Art and entrepreneurship

What art and business can learn from each other

Here’s an instructive and uplifting business story for Easter. It’s not a factory or office. It’s on show in London in a dazzling National Gallery exhibition, ‘Inventing Impressionism’, that runs to the end of May.

The 85 paintings – Monets, Manets, Renoirs, Pissarros, Sisleys, Morisots and those of other usual suspects – are of course spectacular, particularly wonderful for me being less familiar ones such as revelatory views of London by Sisley and Pissarro as well as the more famous Monets. Also extraordinary are two dispersed and thus rarely seen series of paintings by Monet and Renoir that have been reunited again for the exhibition.

Just as extraordinary, however, is the story behind them. What almost all the paintings have in common is that they passed through the hands of a man who has more claim than the individual artists themselves for inventing ‘Impressionism’, in the sense of a category that along with cubism is perhaps the best known, most easily recognisable and not least highly valued art movements in the world: the Paris dealer Paul Durand-Ruel. Without Durand-Ruel, ‘Impressionism’ qua movement wouldn’t have happened.

As everyone knows, ‘Impressionist’ was first used as a derogatory term by a derisive critic who borrowed it from the title of a Monet painting, ‘Impression, sunrise’. This is actually not one of the canvasses on show. But as with around 1,000 other paintings by Monet, not to mention 1,500 Renoirs, 800 Pissarros, 400 Sisleys, Boudins and Degas,and 200 Manets, it was handled by Durand-Ruel, who made it his life’s work to have their artistic and financial worth recognised at a time when most critics were ridiculing the artists as lunatics and their paintings as daubs that no one would conceivably want to hang on their walls.

Duran-Ruel was initially a reluctant art dealer, joining the family firm (which still exists) after having his mind forcibly changed by an exhilarating exhibition by Delacroix. He turned out to be a brilliant entrepreneur (as he needed to be to prove the doubters wrong), who eventually did well extremely out of the group – but not before he had twice flirted with bankruptcy when he had little to fall back on except faith in those he had backed.

He had begun buying the ‘new painting’ after a chance meeting with Monet and Pissarro in London (which has a gratifying cameo role in the story), where artists and dealer had removed themselves in 1870 during the Franco-Prussian hostilities. He was blown away by the freshness and vigour of their portrayals of the city. His large-scale buying, which for some painters had kept body and soul together in their early struggles, came to a stop with a banking crisis (so what’s new?) in 1874. But instead of selling up and moving on to something easier, he did what entrepreneurs are supposed to do: he innovated. He lent paintings for the famous First Impressionist Exhibition and put his gallery at the disposal of the second. With confidence returning, he used techniques borrowed from finance to drum up backing for revolutionary business strategies such as one-man shows, exclusive deals, advertising to build awareness, and stock building to manage demand.

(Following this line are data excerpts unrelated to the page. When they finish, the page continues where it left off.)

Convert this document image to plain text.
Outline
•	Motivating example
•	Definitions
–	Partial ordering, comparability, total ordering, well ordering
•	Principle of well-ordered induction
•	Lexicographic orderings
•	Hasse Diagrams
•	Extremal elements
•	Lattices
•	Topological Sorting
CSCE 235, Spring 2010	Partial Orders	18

In the second crisis (another banking crash) a decade later, Durand-Ruel again took the bolder option – this time expanding into foreign markets, with eventually galleries in New York and Brussels alongside those in Paris and London. The turning point for the fortunes of both the Impressionist artists and their untiring champion was a 300-canvass show in New York in 1886 which for the first time reaped commercial and critical acclaim. Then as now, where rich Americans led, others followed, first in Germany (where he sold the first Cézanne to a public gallery), then in London, where a monster show at the Grafton Galleries in 1905 remains the largest and by general consent most impressive exhibition of Impressionist art ever seen. Of the 315 works shown, no less than 196 came from the dealer’s private collection. Although commercial sales only came later, the London exhibition ‘fixed’ the impressionist identity for ever as the starting point for the history of modern art. Almost single-handedly, Durand-Ruel had defined the contours of the modern art market.

Art histories don’t often concern themselves with vulgar matters like finance; this exhibition offers an exhilarating corrective. Business is an essential part of the story. From that perspective, several things stand out. The first is that the art came first. Durand-Ruel lived it, breathed it, collected it and hung it in his own home to show (and sometimes sell) to visitors. To keep the work coming he supported his artists by buying in bulk, paying them monthly salaries against future work, and settling bills. He backed his judgment with sizeable investment: visiting the then controversial and scandalous Manet, he block-bought the entire contents of his studio, 23 paintings, on the spot, with no guarantee of a ready market. His artists mostly repaid him (as you would) with loyalty and gratitude. ‘Without him,’ said Monet, ‘we wouldn’t have survived.’

Today Durand-Ruel might well look askance at the art market his efforts spawned, where prices often seem only determined by fashion. Be that as it may, it remains true that artistic creativity without backing stands on one leg. It’s hard to credit it, but without the dealer’s commercial inventiveness to complement that of the artists, Impressionism might be just a footnote in art history and our sensibilities to both painting and the world that surrounds us different and just that bit narrower.